There are many books on Western mysticism and magic, books on Kabbalah and tarot, books on ancient and hidden archeology, books on Chinese medicine and herbs, books on energy healing, books on astrology, books on music, and more books and books and books. There are also 10 decks of tarot cards. 10 decks!
It feels almost sacrilegious to be going through his books, his things, in this way. He treasured them, and for him, they held the knowledge he loved and acquired through decades of devoted study and learning.
And yet, I also know that I am not going to invest in several new areas of learning. I’m not going to study Hinduism or Vedic astrology or Chinese medicine any more deeply than I already have. These are not my books. And though I see their value, I can’t imagine lugging them around for the rest of my life.

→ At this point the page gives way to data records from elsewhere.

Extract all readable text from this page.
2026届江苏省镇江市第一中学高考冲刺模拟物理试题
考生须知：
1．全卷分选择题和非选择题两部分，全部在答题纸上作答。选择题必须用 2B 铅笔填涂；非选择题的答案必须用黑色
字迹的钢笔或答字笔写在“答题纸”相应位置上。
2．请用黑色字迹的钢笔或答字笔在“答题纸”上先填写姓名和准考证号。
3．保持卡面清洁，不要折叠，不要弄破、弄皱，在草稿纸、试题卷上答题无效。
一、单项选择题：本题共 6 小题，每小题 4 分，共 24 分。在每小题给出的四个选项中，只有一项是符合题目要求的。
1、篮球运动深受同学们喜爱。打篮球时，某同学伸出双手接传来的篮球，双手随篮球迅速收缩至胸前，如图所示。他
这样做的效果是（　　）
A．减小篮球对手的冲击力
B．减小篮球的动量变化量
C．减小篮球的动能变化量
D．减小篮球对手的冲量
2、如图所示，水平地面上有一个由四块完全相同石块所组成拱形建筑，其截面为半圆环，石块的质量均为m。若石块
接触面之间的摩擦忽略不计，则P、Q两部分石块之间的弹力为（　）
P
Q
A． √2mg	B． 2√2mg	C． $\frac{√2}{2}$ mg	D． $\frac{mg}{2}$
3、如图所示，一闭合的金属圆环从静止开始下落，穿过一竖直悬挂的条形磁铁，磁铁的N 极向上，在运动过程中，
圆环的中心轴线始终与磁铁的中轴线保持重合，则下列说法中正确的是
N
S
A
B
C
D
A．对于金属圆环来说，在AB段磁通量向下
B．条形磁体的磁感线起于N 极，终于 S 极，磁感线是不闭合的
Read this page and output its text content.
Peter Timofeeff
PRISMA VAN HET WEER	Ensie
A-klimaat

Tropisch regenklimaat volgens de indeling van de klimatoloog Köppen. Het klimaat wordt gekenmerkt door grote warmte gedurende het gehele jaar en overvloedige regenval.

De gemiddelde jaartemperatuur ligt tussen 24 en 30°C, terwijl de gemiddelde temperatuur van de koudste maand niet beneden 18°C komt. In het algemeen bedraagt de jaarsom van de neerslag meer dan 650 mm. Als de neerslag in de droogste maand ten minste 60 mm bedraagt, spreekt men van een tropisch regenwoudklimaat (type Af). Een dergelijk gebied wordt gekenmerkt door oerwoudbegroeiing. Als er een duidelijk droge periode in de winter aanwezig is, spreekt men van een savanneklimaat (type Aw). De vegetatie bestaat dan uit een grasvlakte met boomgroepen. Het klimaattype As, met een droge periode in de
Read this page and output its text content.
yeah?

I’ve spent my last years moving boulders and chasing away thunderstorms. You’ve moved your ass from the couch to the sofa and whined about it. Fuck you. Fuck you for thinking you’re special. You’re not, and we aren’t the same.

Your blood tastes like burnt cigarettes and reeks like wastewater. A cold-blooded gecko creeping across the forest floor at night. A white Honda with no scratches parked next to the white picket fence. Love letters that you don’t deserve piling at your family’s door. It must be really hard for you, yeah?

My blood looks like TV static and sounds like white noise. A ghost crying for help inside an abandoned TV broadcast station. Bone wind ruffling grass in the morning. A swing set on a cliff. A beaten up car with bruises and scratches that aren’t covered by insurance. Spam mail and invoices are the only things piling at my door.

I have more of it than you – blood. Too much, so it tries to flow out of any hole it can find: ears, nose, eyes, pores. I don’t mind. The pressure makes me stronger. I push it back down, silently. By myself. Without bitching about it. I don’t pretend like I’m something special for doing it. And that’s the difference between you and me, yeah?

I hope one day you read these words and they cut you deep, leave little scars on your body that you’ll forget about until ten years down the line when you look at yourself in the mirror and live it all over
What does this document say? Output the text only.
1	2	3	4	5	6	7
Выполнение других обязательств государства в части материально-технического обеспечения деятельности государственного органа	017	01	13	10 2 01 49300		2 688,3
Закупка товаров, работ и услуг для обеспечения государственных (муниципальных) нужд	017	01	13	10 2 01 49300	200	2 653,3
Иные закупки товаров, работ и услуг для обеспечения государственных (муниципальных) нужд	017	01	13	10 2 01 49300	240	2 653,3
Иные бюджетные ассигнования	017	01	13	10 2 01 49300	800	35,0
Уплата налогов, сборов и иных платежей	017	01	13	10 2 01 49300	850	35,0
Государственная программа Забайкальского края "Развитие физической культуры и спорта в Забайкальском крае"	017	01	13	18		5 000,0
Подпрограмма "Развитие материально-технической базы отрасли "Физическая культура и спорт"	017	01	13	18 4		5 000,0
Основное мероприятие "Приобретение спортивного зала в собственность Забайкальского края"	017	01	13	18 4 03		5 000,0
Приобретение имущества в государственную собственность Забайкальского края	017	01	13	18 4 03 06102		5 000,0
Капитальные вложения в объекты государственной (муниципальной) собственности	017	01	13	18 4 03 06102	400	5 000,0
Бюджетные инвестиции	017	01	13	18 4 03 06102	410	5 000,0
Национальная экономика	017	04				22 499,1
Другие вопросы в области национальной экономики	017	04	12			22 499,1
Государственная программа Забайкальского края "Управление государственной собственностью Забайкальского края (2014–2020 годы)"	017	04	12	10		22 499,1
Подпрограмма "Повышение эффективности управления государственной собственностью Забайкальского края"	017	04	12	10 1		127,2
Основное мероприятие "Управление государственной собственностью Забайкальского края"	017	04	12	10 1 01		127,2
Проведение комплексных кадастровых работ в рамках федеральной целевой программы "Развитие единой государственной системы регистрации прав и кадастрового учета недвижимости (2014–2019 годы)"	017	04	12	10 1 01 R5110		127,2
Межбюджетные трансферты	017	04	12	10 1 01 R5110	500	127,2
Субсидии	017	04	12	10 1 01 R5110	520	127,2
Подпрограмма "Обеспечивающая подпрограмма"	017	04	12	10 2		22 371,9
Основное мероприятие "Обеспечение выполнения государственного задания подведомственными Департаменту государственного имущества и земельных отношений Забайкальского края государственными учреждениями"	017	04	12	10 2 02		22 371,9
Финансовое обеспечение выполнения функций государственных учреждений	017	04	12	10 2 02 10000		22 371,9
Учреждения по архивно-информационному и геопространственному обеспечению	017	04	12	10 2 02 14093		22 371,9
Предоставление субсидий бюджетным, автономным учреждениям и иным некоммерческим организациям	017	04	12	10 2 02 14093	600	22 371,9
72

For that is what I’m looking at now – the rest of my life. Michael has been dead for 44 days, and I’m looking at the rest of my life. I’m still counting the days, and now, the weeks, and I find that this is common for those who have lost a loved one. We count the days without them. The inexorable time slipping away between us, the subtle shiftings into the past tense, the memories becoming more distant and more abstract. I’m looking forward to a time when I can count the months rather than the weeks, and maybe someday, count the years rather than the months.
But there is also the sense of not wanting to let go, not wanting the memories to become abstract and distant. There’s a sense of scrambling to keep him close, to hold him in some secret way, to talk about him, to write these words. There’s a desire to keep his things, his messy things, to create a mausoleum of Michael. As a person who values order and calm, I cannot keep these messy things, these things that are not mine, these things that no longer belong. Slowly and surely, I am losing him and there’s no way to keep him close. Things are changing and there’s no going back.
I wait for the next earthquake with trepidation, wishing this awful shaking would be over, but knowing it is not. I cannot prepare for them. There’s no safe place to ride out this kind of disaster.
My ground has been shaken and it will shake again — maybe in a store, maybe with a friend, maybe sitting alone at night watching a sentimental movie. I will be shaken again in the inevitable grief and loneliness of profound loss. And maybe it’s the shaking that actually does it — that makes me tremble, that throws me to my knees, that allows me to realize that this earth is not the place to put my faith. Maybe the shaking is finally deep enough that it allows me to let go.